Actualité 20.12.2019 Vincent Lequeux

Organisées en 2018, les consultations citoyennes sur l'Europe ont permis de modifier, auprès des institutions, la perception du dialogue avec les citoyens. Un an après, la secrétaire d'Etat aux Affaires européennes Amélie de Montchalin souhaite que le prochain projet européen de démocratie directe opère un "saut significatif".

Conférence sur l'avenir de l'Europe : la secrétaire d'Etat aux Affaires européennes évoque plusieurs pistes

La secrétaire d'Etat aux Affaires européennes, Amélie de Montchalin, a échangé avec les parties prenantes des consultations citoyennes le 16 décembre au ministère de l'Europe et des Affaires étrangères.

Quelles sont les idées des Européens pour le futur de l'Union européenne ? D'avril à octobre 2018, 1 700 consultations citoyennes organisées dans 25 pays avaient permis de recueillir leur parole, leurs critiques et leurs propositions.

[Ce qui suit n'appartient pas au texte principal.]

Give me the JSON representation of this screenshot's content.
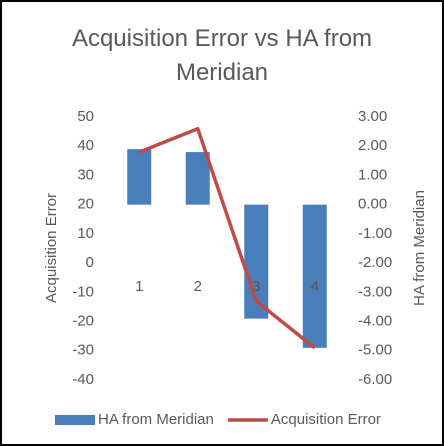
{
  "chart_data": {
    "type": "bar_line",
    "title": "Acquisition Error vs HA from Meridian",
    "ylabel": "Acquisition Error",
    "y2label": "HA from Meridian",
    "categories": [
      "1",
      "2",
      "3",
      "4"
    ],
    "series": [
      {
        "name": "HA from Meridian",
        "type": "bar",
        "axis": "y2",
        "color": "#4a7ebb",
        "values": [
          1.9,
          1.8,
          -3.9,
          -4.9
        ]
      },
      {
        "name": "Acquisition Error",
        "type": "line",
        "color": "#be4b48",
        "values": [
          38,
          46,
          -13,
          -29
        ]
      }
    ],
    "ylim": [
      -40,
      50
    ],
    "yticks": [
      50,
      40,
      30,
      20,
      10,
      0,
      -10,
      -20,
      -30,
      -40
    ],
    "y2lim": [
      -6,
      3
    ],
    "y2ticks": [
      {
        "value": 3,
        "label": "3.00"
      },
      {
        "value": 2,
        "label": "2.00"
      },
      {
        "value": 1,
        "label": "1.00"
      },
      {
        "value": 0,
        "label": "0.00"
      },
      {
        "value": -1,
        "label": "-1.00"
      },
      {
        "value": -2,
        "label": "-2.00"
      },
      {
        "value": -3,
        "label": "-3.00"
      },
      {
        "value": -4,
        "label": "-4.00"
      },
      {
        "value": -5,
        "label": "-5.00"
      },
      {
        "value": -6,
        "label": "-6.00"
      }
    ],
    "legend": "bottom"
  }
}
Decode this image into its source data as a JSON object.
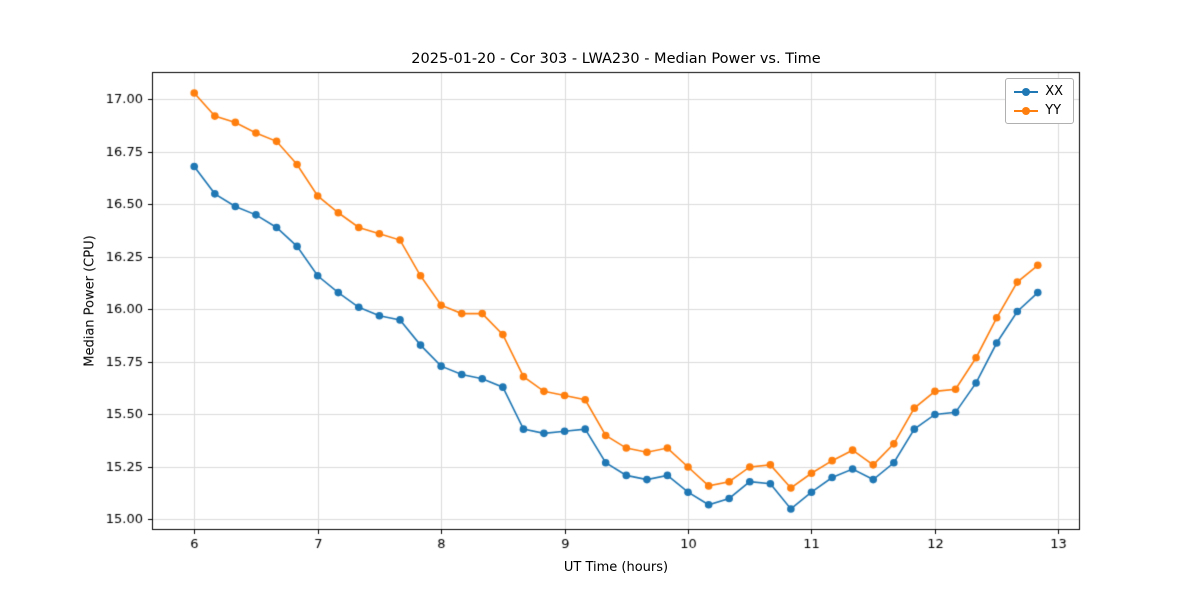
{
  "chart_data": {
    "type": "line",
    "title": "2025-01-20 - Cor 303 - LWA230 - Median Power vs. Time",
    "xlabel": "UT Time (hours)",
    "ylabel": "Median Power (CPU)",
    "xlim": [
      5.658,
      13.175
    ],
    "ylim": [
      14.95,
      17.13
    ],
    "xticks": [
      6,
      7,
      8,
      9,
      10,
      11,
      12,
      13
    ],
    "yticks": [
      15.0,
      15.25,
      15.5,
      15.75,
      16.0,
      16.25,
      16.5,
      16.75,
      17.0
    ],
    "grid": true,
    "legend_position": "upper right",
    "x": [
      6.0,
      6.167,
      6.333,
      6.5,
      6.667,
      6.833,
      7.0,
      7.167,
      7.333,
      7.5,
      7.667,
      7.833,
      8.0,
      8.167,
      8.333,
      8.5,
      8.667,
      8.833,
      9.0,
      9.167,
      9.333,
      9.5,
      9.667,
      9.833,
      10.0,
      10.167,
      10.333,
      10.5,
      10.667,
      10.833,
      11.0,
      11.167,
      11.333,
      11.5,
      11.667,
      11.833,
      12.0,
      12.167,
      12.333,
      12.5,
      12.667,
      12.833
    ],
    "series": [
      {
        "name": "XX",
        "color": "#1f77b4",
        "values": [
          16.68,
          16.55,
          16.49,
          16.45,
          16.39,
          16.3,
          16.16,
          16.08,
          16.01,
          15.97,
          15.95,
          15.83,
          15.73,
          15.69,
          15.67,
          15.63,
          15.43,
          15.41,
          15.42,
          15.43,
          15.27,
          15.21,
          15.19,
          15.21,
          15.13,
          15.07,
          15.1,
          15.18,
          15.17,
          15.05,
          15.13,
          15.2,
          15.24,
          15.19,
          15.27,
          15.43,
          15.5,
          15.51,
          15.65,
          15.84,
          15.99,
          16.08
        ]
      },
      {
        "name": "YY",
        "color": "#ff7f0e",
        "values": [
          17.03,
          16.92,
          16.89,
          16.84,
          16.8,
          16.69,
          16.54,
          16.46,
          16.39,
          16.36,
          16.33,
          16.16,
          16.02,
          15.98,
          15.98,
          15.88,
          15.68,
          15.61,
          15.59,
          15.57,
          15.4,
          15.34,
          15.32,
          15.34,
          15.25,
          15.16,
          15.18,
          15.25,
          15.26,
          15.15,
          15.22,
          15.28,
          15.33,
          15.26,
          15.36,
          15.53,
          15.61,
          15.62,
          15.77,
          15.96,
          16.13,
          16.21
        ]
      }
    ]
  }
}
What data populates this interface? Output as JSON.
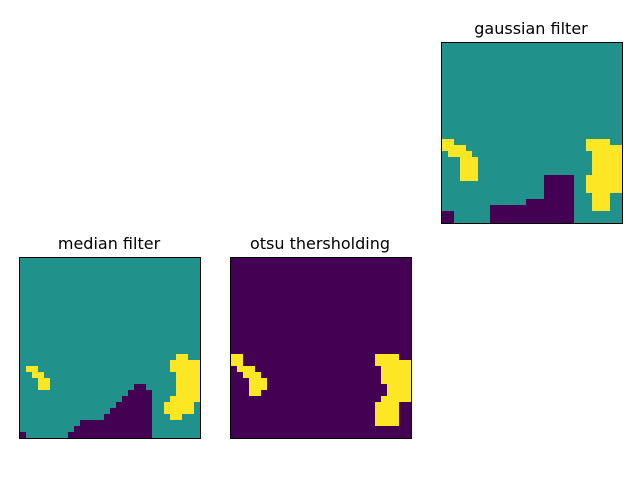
{
  "chart_data": [
    {
      "type": "heatmap",
      "title": "gaussian filter",
      "grid": "off",
      "xticks": "none",
      "yticks": "none",
      "colormap": [
        "#440154",
        "#21918c",
        "#fde725"
      ],
      "size": [
        30,
        30
      ],
      "regions": [
        {
          "class": 1,
          "rect": [
            0,
            0,
            30,
            30
          ]
        },
        {
          "class": 0,
          "rect": [
            0,
            28,
            2,
            2
          ]
        },
        {
          "class": 0,
          "rect": [
            8,
            27,
            9,
            3
          ]
        },
        {
          "class": 0,
          "rect": [
            14,
            26,
            3,
            1
          ]
        },
        {
          "class": 0,
          "rect": [
            17,
            25,
            4,
            5
          ]
        },
        {
          "class": 0,
          "rect": [
            17,
            22,
            5,
            8
          ]
        },
        {
          "class": 2,
          "rect": [
            0,
            16,
            2,
            2
          ]
        },
        {
          "class": 2,
          "rect": [
            1,
            17,
            3,
            2
          ]
        },
        {
          "class": 2,
          "rect": [
            3,
            18,
            2,
            3
          ]
        },
        {
          "class": 2,
          "rect": [
            3,
            19,
            3,
            4
          ]
        },
        {
          "class": 2,
          "rect": [
            24,
            16,
            4,
            2
          ]
        },
        {
          "class": 2,
          "rect": [
            25,
            17,
            5,
            8
          ]
        },
        {
          "class": 2,
          "rect": [
            24,
            22,
            4,
            3
          ]
        },
        {
          "class": 2,
          "rect": [
            25,
            25,
            3,
            3
          ]
        }
      ]
    },
    {
      "type": "heatmap",
      "title": "median filter",
      "grid": "off",
      "xticks": "none",
      "yticks": "none",
      "colormap": [
        "#440154",
        "#21918c",
        "#fde725"
      ],
      "size": [
        30,
        30
      ],
      "regions": [
        {
          "class": 1,
          "rect": [
            0,
            0,
            30,
            30
          ]
        },
        {
          "class": 0,
          "rect": [
            0,
            29,
            1,
            1
          ]
        },
        {
          "class": 0,
          "rect": [
            8,
            29,
            14,
            1
          ]
        },
        {
          "class": 0,
          "rect": [
            9,
            28,
            13,
            1
          ]
        },
        {
          "class": 0,
          "rect": [
            10,
            27,
            12,
            1
          ]
        },
        {
          "class": 0,
          "rect": [
            14,
            26,
            8,
            1
          ]
        },
        {
          "class": 0,
          "rect": [
            15,
            25,
            7,
            1
          ]
        },
        {
          "class": 0,
          "rect": [
            16,
            24,
            6,
            1
          ]
        },
        {
          "class": 0,
          "rect": [
            17,
            23,
            5,
            1
          ]
        },
        {
          "class": 0,
          "rect": [
            18,
            22,
            4,
            1
          ]
        },
        {
          "class": 0,
          "rect": [
            19,
            21,
            2,
            1
          ]
        },
        {
          "class": 2,
          "rect": [
            1,
            18,
            2,
            1
          ]
        },
        {
          "class": 2,
          "rect": [
            2,
            19,
            2,
            1
          ]
        },
        {
          "class": 2,
          "rect": [
            3,
            20,
            2,
            1
          ]
        },
        {
          "class": 2,
          "rect": [
            3,
            21,
            2,
            1
          ]
        },
        {
          "class": 2,
          "rect": [
            26,
            16,
            2,
            1
          ]
        },
        {
          "class": 2,
          "rect": [
            25,
            17,
            5,
            2
          ]
        },
        {
          "class": 2,
          "rect": [
            26,
            19,
            4,
            4
          ]
        },
        {
          "class": 2,
          "rect": [
            25,
            23,
            5,
            1
          ]
        },
        {
          "class": 2,
          "rect": [
            24,
            24,
            5,
            2
          ]
        },
        {
          "class": 2,
          "rect": [
            25,
            26,
            2,
            1
          ]
        }
      ]
    },
    {
      "type": "heatmap",
      "title": "otsu thersholding",
      "grid": "off",
      "xticks": "none",
      "yticks": "none",
      "colormap": [
        "#440154",
        "#21918c",
        "#fde725"
      ],
      "size": [
        30,
        30
      ],
      "regions": [
        {
          "class": 0,
          "rect": [
            0,
            0,
            30,
            30
          ]
        },
        {
          "class": 2,
          "rect": [
            0,
            16,
            2,
            2
          ]
        },
        {
          "class": 2,
          "rect": [
            1,
            18,
            3,
            1
          ]
        },
        {
          "class": 2,
          "rect": [
            2,
            19,
            3,
            1
          ]
        },
        {
          "class": 2,
          "rect": [
            3,
            20,
            3,
            2
          ]
        },
        {
          "class": 2,
          "rect": [
            3,
            22,
            2,
            1
          ]
        },
        {
          "class": 2,
          "rect": [
            24,
            16,
            4,
            2
          ]
        },
        {
          "class": 2,
          "rect": [
            25,
            17,
            5,
            4
          ]
        },
        {
          "class": 2,
          "rect": [
            26,
            21,
            4,
            2
          ]
        },
        {
          "class": 2,
          "rect": [
            25,
            23,
            5,
            1
          ]
        },
        {
          "class": 2,
          "rect": [
            24,
            24,
            4,
            4
          ]
        }
      ]
    }
  ]
}
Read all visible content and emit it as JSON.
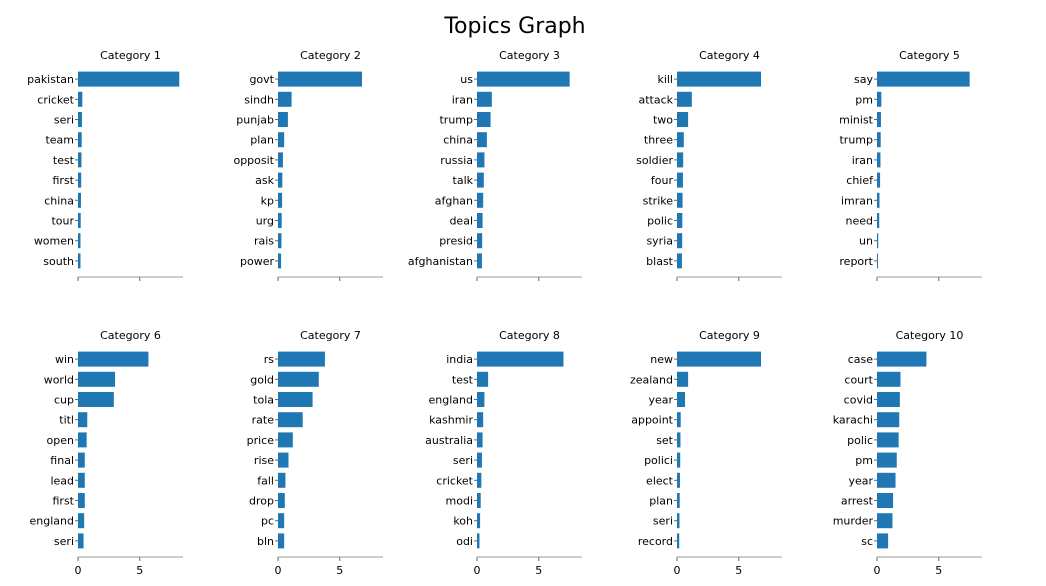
{
  "title": "Topics Graph",
  "chart_data": [
    {
      "type": "bar",
      "orientation": "horizontal",
      "title": "Category 1",
      "categories": [
        "pakistan",
        "cricket",
        "seri",
        "team",
        "test",
        "first",
        "china",
        "tour",
        "women",
        "south"
      ],
      "values": [
        8.2,
        0.35,
        0.32,
        0.3,
        0.28,
        0.26,
        0.24,
        0.22,
        0.2,
        0.2
      ],
      "xlim": [
        0,
        8.5
      ],
      "xticks": [
        0,
        5
      ],
      "xticklabels_shown": false
    },
    {
      "type": "bar",
      "orientation": "horizontal",
      "title": "Category 2",
      "categories": [
        "govt",
        "sindh",
        "punjab",
        "plan",
        "opposit",
        "ask",
        "kp",
        "urg",
        "rais",
        "power"
      ],
      "values": [
        6.8,
        1.1,
        0.8,
        0.5,
        0.4,
        0.35,
        0.33,
        0.3,
        0.28,
        0.25
      ],
      "xlim": [
        0,
        8.5
      ],
      "xticks": [
        0,
        5
      ],
      "xticklabels_shown": false
    },
    {
      "type": "bar",
      "orientation": "horizontal",
      "title": "Category 3",
      "categories": [
        "us",
        "iran",
        "trump",
        "china",
        "russia",
        "talk",
        "afghan",
        "deal",
        "presid",
        "afghanistan"
      ],
      "values": [
        7.5,
        1.2,
        1.1,
        0.8,
        0.6,
        0.55,
        0.5,
        0.45,
        0.42,
        0.4
      ],
      "xlim": [
        0,
        8.5
      ],
      "xticks": [
        0,
        5
      ],
      "xticklabels_shown": false
    },
    {
      "type": "bar",
      "orientation": "horizontal",
      "title": "Category 4",
      "categories": [
        "kill",
        "attack",
        "two",
        "three",
        "soldier",
        "four",
        "strike",
        "polic",
        "syria",
        "blast"
      ],
      "values": [
        6.8,
        1.2,
        0.9,
        0.55,
        0.5,
        0.48,
        0.45,
        0.43,
        0.42,
        0.4
      ],
      "xlim": [
        0,
        8.5
      ],
      "xticks": [
        0,
        5
      ],
      "xticklabels_shown": false
    },
    {
      "type": "bar",
      "orientation": "horizontal",
      "title": "Category 5",
      "categories": [
        "say",
        "pm",
        "minist",
        "trump",
        "iran",
        "chief",
        "imran",
        "need",
        "un",
        "report"
      ],
      "values": [
        7.5,
        0.35,
        0.32,
        0.3,
        0.28,
        0.25,
        0.2,
        0.18,
        0.1,
        0.08
      ],
      "xlim": [
        0,
        8.5
      ],
      "xticks": [
        0,
        5
      ],
      "xticklabels_shown": false
    },
    {
      "type": "bar",
      "orientation": "horizontal",
      "title": "Category 6",
      "categories": [
        "win",
        "world",
        "cup",
        "titl",
        "open",
        "final",
        "lead",
        "first",
        "england",
        "seri"
      ],
      "values": [
        5.7,
        3.0,
        2.9,
        0.75,
        0.7,
        0.55,
        0.55,
        0.55,
        0.5,
        0.45
      ],
      "xlim": [
        0,
        8.5
      ],
      "xticks": [
        0,
        5
      ],
      "xticklabels": [
        "0",
        "5"
      ]
    },
    {
      "type": "bar",
      "orientation": "horizontal",
      "title": "Category 7",
      "categories": [
        "rs",
        "gold",
        "tola",
        "rate",
        "price",
        "rise",
        "fall",
        "drop",
        "pc",
        "bln"
      ],
      "values": [
        3.8,
        3.3,
        2.8,
        2.0,
        1.2,
        0.85,
        0.6,
        0.55,
        0.5,
        0.5
      ],
      "xlim": [
        0,
        8.5
      ],
      "xticks": [
        0,
        5
      ],
      "xticklabels": [
        "0",
        "5"
      ]
    },
    {
      "type": "bar",
      "orientation": "horizontal",
      "title": "Category 8",
      "categories": [
        "india",
        "test",
        "england",
        "kashmir",
        "australia",
        "seri",
        "cricket",
        "modi",
        "koh",
        "odi"
      ],
      "values": [
        7.0,
        0.9,
        0.6,
        0.5,
        0.45,
        0.4,
        0.35,
        0.3,
        0.25,
        0.2
      ],
      "xlim": [
        0,
        8.5
      ],
      "xticks": [
        0,
        5
      ],
      "xticklabels": [
        "0",
        "5"
      ]
    },
    {
      "type": "bar",
      "orientation": "horizontal",
      "title": "Category 9",
      "categories": [
        "new",
        "zealand",
        "year",
        "appoint",
        "set",
        "polici",
        "elect",
        "plan",
        "seri",
        "record"
      ],
      "values": [
        6.8,
        0.9,
        0.65,
        0.3,
        0.28,
        0.26,
        0.24,
        0.22,
        0.2,
        0.18
      ],
      "xlim": [
        0,
        8.5
      ],
      "xticks": [
        0,
        5
      ],
      "xticklabels": [
        "0",
        "5"
      ]
    },
    {
      "type": "bar",
      "orientation": "horizontal",
      "title": "Category 10",
      "categories": [
        "case",
        "court",
        "covid",
        "karachi",
        "polic",
        "pm",
        "year",
        "arrest",
        "murder",
        "sc"
      ],
      "values": [
        4.0,
        1.9,
        1.85,
        1.8,
        1.75,
        1.6,
        1.5,
        1.3,
        1.25,
        0.9
      ],
      "xlim": [
        0,
        8.5
      ],
      "xticks": [
        0,
        5
      ],
      "xticklabels": [
        "0",
        "5"
      ]
    }
  ]
}
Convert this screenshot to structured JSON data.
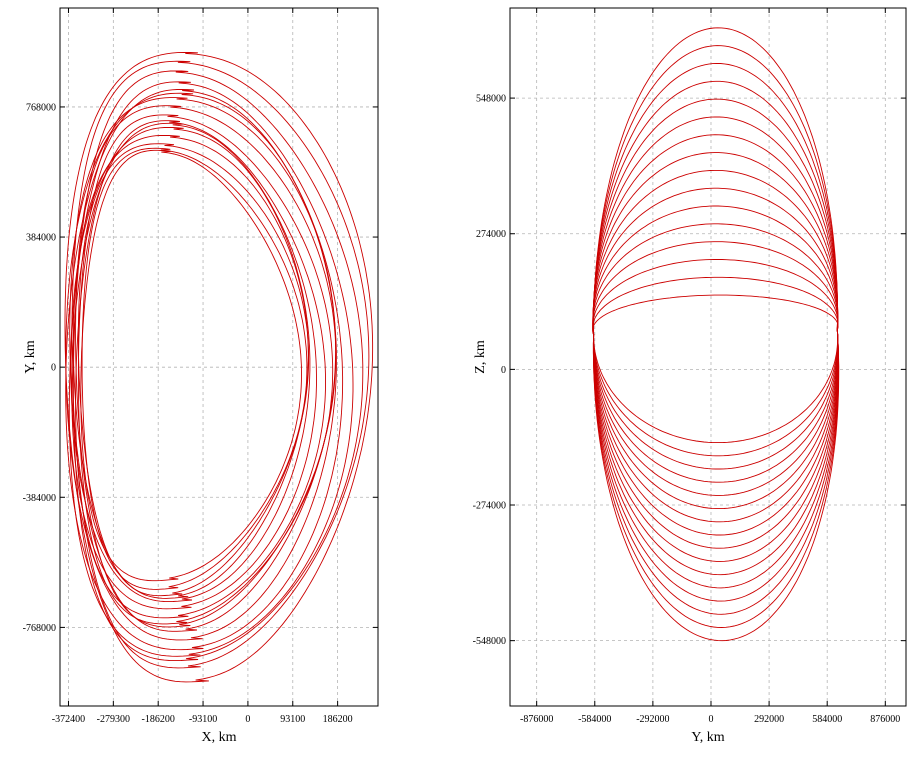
{
  "chart_data": [
    {
      "type": "line",
      "title": "",
      "xlabel": "X, km",
      "ylabel": "Y, km",
      "xlim": [
        -390000,
        270000
      ],
      "ylim": [
        -1000000,
        1060000
      ],
      "xticks": [
        -372400,
        -279300,
        -186200,
        -93100,
        0,
        93100,
        186200
      ],
      "xtick_labels": [
        "-372400",
        "-279300",
        "-186200",
        "-93100",
        "0",
        "93100",
        "186200"
      ],
      "yticks": [
        -768000,
        -384000,
        0,
        384000,
        768000
      ],
      "ytick_labels": [
        "-768000",
        "-384000",
        "0",
        "384000",
        "768000"
      ],
      "grid": true,
      "series": [
        {
          "color": "#cc0000",
          "description_loops": 16,
          "x_range": [
            -378000,
            258000
          ],
          "y_range": [
            -926000,
            926000
          ],
          "inner_x_range": [
            -352000,
            105000
          ],
          "inner_y_range": [
            -630000,
            630000
          ]
        }
      ]
    },
    {
      "type": "line",
      "title": "",
      "xlabel": "Y, km",
      "ylabel": "Z, km",
      "xlim": [
        -1010000,
        980000
      ],
      "ylim": [
        -680000,
        730000
      ],
      "xticks": [
        -876000,
        -584000,
        -292000,
        0,
        292000,
        584000,
        876000
      ],
      "xtick_labels": [
        "-876000",
        "-584000",
        "-292000",
        "0",
        "292000",
        "584000",
        "876000"
      ],
      "yticks": [
        -548000,
        -274000,
        0,
        274000,
        548000
      ],
      "ytick_labels": [
        "-548000",
        "-274000",
        "0",
        "274000",
        "548000"
      ],
      "grid": true,
      "series": [
        {
          "color": "#cc0000",
          "description_loops": 16,
          "x_range": [
            -926000,
            926000
          ],
          "y_range": [
            -548000,
            690000
          ],
          "node_points": [
            [
              -590000,
              70000
            ],
            [
              635000,
              80000
            ]
          ]
        }
      ]
    }
  ]
}
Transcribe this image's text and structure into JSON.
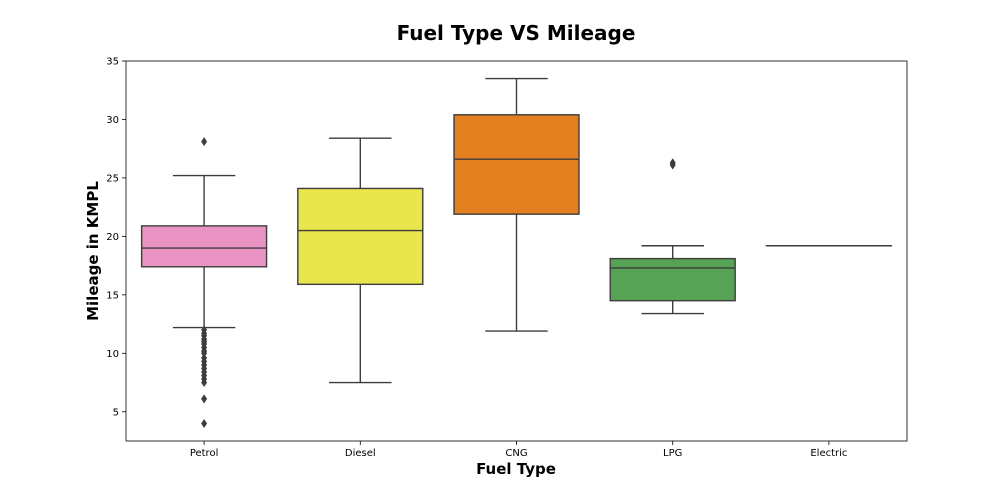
{
  "chart_data": {
    "type": "box",
    "title": "Fuel Type VS Mileage",
    "xlabel": "Fuel Type",
    "ylabel": "Mileage in KMPL",
    "ylim": [
      2.5,
      35
    ],
    "yticks": [
      5,
      10,
      15,
      20,
      25,
      30,
      35
    ],
    "grid": false,
    "categories": [
      "Petrol",
      "Diesel",
      "CNG",
      "LPG",
      "Electric"
    ],
    "boxes": [
      {
        "category": "Petrol",
        "whisker_low": 12.2,
        "q1": 17.4,
        "median": 19.0,
        "q3": 20.9,
        "whisker_high": 25.2,
        "outliers": [
          28.1,
          12.0,
          11.7,
          11.5,
          11.2,
          11.0,
          10.8,
          10.5,
          10.2,
          10.0,
          9.6,
          9.3,
          9.0,
          8.7,
          8.4,
          8.1,
          7.8,
          7.5,
          6.1,
          4.0
        ],
        "color": "#e993c2"
      },
      {
        "category": "Diesel",
        "whisker_low": 7.5,
        "q1": 15.9,
        "median": 20.5,
        "q3": 24.1,
        "whisker_high": 28.4,
        "outliers": [],
        "color": "#e8e54d"
      },
      {
        "category": "CNG",
        "whisker_low": 11.9,
        "q1": 21.9,
        "median": 26.6,
        "q3": 30.4,
        "whisker_high": 33.5,
        "outliers": [],
        "color": "#e27f1f"
      },
      {
        "category": "LPG",
        "whisker_low": 13.4,
        "q1": 14.5,
        "median": 17.3,
        "q3": 18.1,
        "whisker_high": 19.2,
        "outliers": [
          26.3,
          26.1
        ],
        "color": "#57a356"
      },
      {
        "category": "Electric",
        "whisker_low": 19.2,
        "q1": 19.2,
        "median": 19.2,
        "q3": 19.2,
        "whisker_high": 19.2,
        "outliers": [],
        "color": "#8c8c8c"
      }
    ]
  }
}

Lors du Conseil européen de décembre 2018, les dirigeants avaient alors pu prendre connaissance des principales conclusions de ces consultations. Ils avaient ainsi reconnu qu'un "certain nombre de préoccupations et d'attentes en terme de résultats concrets de l'UE" y étaient identifiés.

Un autre dialogue citoyen

Parmi elles, la transition écologique. Un thème apparu comme majeur lors des consultations, aujourd'hui placé au rang de priorité par l'Union européenne. Le 11 décembre, la nouvelle Commission présidée par Ursula von der Leyen a ainsi présenté son projet de "pacte vert". Deux jours plus tard, le Conseil européen - moins la Pologne - a adopté un objectif de neutralité climatique pour 2050. 

En France, où la mobilisation a été importante (plus de 1000 consultations organisées), "beaucoup auraient aimé plus de retour sur le chemin de ces contributions citoyennes depuis un an", reconnaît ainsi la secrétaire d'Etat aux Affaires européennes, Amélie de Montchalin. Mais les élections européennes, puis le changement ministériel - Mme de Montchalin a remplacé Nathalie Loiseau à l'issue du scrutin - ont "rendu les choses un peu plus compliquées", justifie la ministre.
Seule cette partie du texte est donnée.